De même quelle TPE connaît les 5 bonnes pratiques que recommande l’Observatoire. Je n’en citerai que deux.

Tout d’abord le fait que les banques accordent, en cas de refus de crédit, un entretien au chef d’entreprise, s’il en fait la demande.

Ensuite l’expérience montre que la Médiation du crédit n’est pas connue de toutes les TPE et que les banques doivent en informer les TPE qu’il est possible d’y avoir recours en cas de refus.

Voilà encore du lien à créer !

4 – L’application des préconisations du guide de l’AMF pour redynamiser les centre villes

L’association des maires de France, le ministère de l’économie et le Conseil du commerce de France ont publié un guide pour revitaliser les centres-villes. Il y a là floraison de conseil et de retour d’expérience.

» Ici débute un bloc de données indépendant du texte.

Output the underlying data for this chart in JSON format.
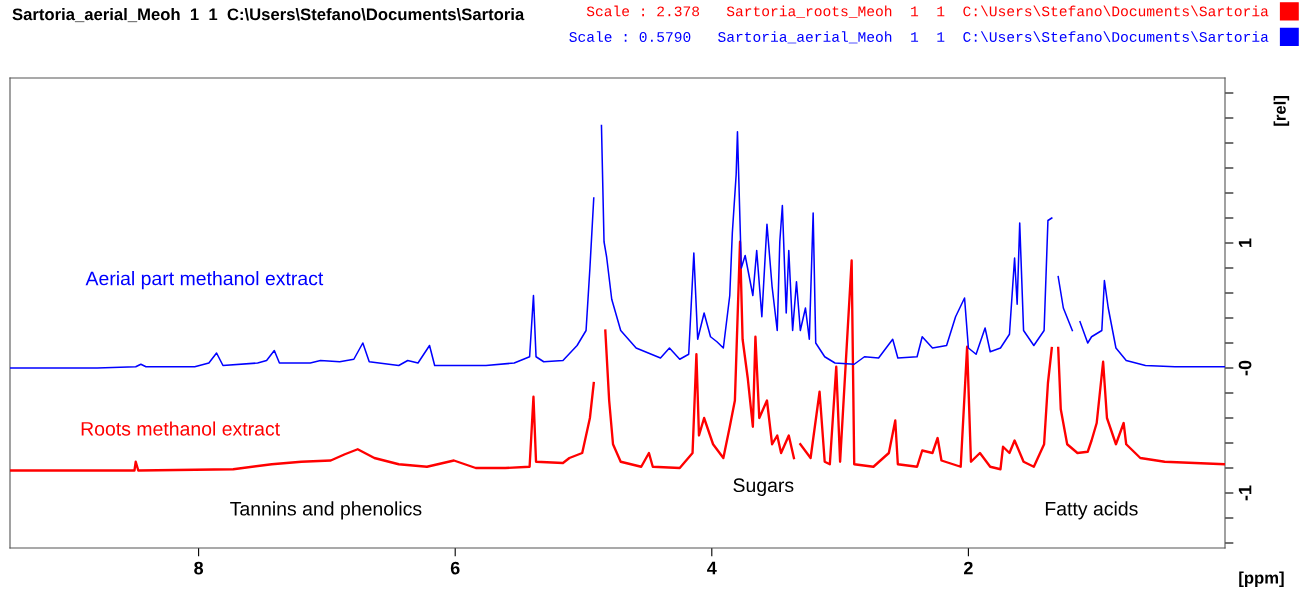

Il n’est jamais évoqué et il n’est pas connu. Ne perdons pas de temps, ne cherchons pas à réinventer la roue alors qu’elle existe.

Ce guide recommande aux communes et aux communautés d’agglomération de travailler avec les représentants de TPE. Il manque donc autour de cette table les élus locaux concernés.

5 – L’adoption d’une fiscalité locale plus favorable aux artisans et commerçants.  

Après la suppression de la taxe professionnelle en 2010, À partir de 2011, les collectivités perçoivent la contribution économique territoriale (CET), composée d’une cotisation foncière des entreprises (CFE) et d’une cotisation sur la valeur ajoutée des entreprises (CVAE).

Le taux de CFE est voté librement par les communes ou des regroupement communaux. Il y a donc une action de sensibilisation à mener pour trouver le juste équilibre entre les besoins des collectivités et l’équilibre financier des établissements artisanaux et commerciaux.

III – CONCLUSION  

N’étant pas partie à cette démarche lors de son lancement, je vous ai présenté un plan d’action global qui doit être enrichi et amélioré. Je pense que la démarche entamée ne doit pas se nourrir de feu de paille et de déclarations médiatiques.

Elle doit se nourrir d’humilité, d’écoute, de constance dans le travail et de propositions concrètes. C’est ce que j’ai tenté de faire au travers de cette contribution.